Race Riot Reparations: Checks in the mail after 80 years
BY RANDY KREHBIEL World Staff Writer
Apr 9, 2002
1/20/13 at 8:15 AM
Compensation of $28,000 paid to 131 survivors of 1921 conflict
More than 80 years later than promised, checks to 131 Tulsa Race Riot survivors really were in
the mail last week.
The Tulsa Metropolitan Ministry's Reparations Gift Fund disbursed about $28,000 to the
elderly men and women, almost all of whom were children when a bloody 14-hour conflict on May
31 and June 1, 1921, left thousands in Tulsa's black Green
wood neighborhood homeless. At least 38 people were killed, most of them black.
At the time, Tulsa civic leaders promised victims compensation for their losses. Although
some emergency aid was provided, full restitution was never accomplished.

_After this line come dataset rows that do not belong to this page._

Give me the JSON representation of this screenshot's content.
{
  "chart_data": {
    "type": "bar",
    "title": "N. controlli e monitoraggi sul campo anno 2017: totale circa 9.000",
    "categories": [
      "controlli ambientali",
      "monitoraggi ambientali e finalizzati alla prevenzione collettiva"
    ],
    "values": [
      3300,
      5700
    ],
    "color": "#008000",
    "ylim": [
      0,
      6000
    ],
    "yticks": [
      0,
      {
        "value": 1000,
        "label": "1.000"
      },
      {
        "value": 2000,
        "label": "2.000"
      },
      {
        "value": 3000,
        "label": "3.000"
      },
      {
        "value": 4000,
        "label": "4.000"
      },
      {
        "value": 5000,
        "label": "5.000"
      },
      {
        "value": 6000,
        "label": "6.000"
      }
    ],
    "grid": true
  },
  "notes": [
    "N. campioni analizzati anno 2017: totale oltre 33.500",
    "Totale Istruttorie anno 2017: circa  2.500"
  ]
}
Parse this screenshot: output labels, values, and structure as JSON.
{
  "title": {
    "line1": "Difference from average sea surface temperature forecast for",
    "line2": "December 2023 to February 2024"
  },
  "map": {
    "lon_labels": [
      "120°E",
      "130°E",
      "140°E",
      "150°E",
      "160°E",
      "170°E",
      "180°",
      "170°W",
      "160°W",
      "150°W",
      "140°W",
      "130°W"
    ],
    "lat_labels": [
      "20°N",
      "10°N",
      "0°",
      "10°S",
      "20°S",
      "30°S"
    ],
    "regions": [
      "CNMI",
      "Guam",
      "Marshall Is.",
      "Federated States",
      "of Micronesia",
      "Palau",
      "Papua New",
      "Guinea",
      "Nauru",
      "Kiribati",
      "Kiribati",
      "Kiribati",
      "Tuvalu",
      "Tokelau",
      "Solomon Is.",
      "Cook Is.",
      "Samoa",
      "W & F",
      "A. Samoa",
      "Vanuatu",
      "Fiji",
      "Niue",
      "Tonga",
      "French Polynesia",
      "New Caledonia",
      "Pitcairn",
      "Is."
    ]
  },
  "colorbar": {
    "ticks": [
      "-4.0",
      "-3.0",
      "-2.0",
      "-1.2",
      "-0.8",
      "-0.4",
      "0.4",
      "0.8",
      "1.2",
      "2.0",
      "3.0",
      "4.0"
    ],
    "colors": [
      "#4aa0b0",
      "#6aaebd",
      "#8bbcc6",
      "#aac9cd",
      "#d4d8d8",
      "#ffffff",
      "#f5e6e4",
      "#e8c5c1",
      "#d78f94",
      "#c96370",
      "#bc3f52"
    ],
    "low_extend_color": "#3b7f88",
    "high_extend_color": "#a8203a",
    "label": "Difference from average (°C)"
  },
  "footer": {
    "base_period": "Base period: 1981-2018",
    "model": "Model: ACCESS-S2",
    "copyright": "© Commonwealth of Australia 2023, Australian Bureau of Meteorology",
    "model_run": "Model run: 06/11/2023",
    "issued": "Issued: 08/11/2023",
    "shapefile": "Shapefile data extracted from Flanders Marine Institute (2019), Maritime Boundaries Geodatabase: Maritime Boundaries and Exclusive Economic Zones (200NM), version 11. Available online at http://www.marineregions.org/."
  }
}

Steve Cranford, executive director of Tulsa Metropolitan Ministry, acknowledged the roughly
$200 each
survivor received does not make up for what happened eight decades ago.
"We are calling this a gift from the religious community that acknowledges the need for
reparations," Cranford said. "I think it's important to note that just since we started this
process, four survivors have died."
A press conference Wednesday morning will reveal further details of the disbursement.
Cranford said the TMM fund plans to continue distributing money to survivors as contributions comes in. The fund is one of two
set up in recent months to compensate riot survivors.
The second, established through the Tulsa Community Foundation, has raised more than
$250,000, primarily from corporate donors. Its goal is $1.5 million, with about half that for
survivor compensation. The rest would go toward a variety of other initiatives recommended by
the Tulsa Race Riot Commission's 2001 final report.
"We can talk for a long time about memorials and enterprise zones and things like that,"
Cranford said, "but the survivors are not going to be around for a long time."
Contemporary estimates put losses in the Greenwood neighborhood at between $2.5 million and
$4 million. According to the Red Cross, more than 1,100 residences were destroyed and another
300 looted. Although much of the property was actually owned by whites, it was occupied almost
entirely by blacks, many of whom were left homeless and destitute.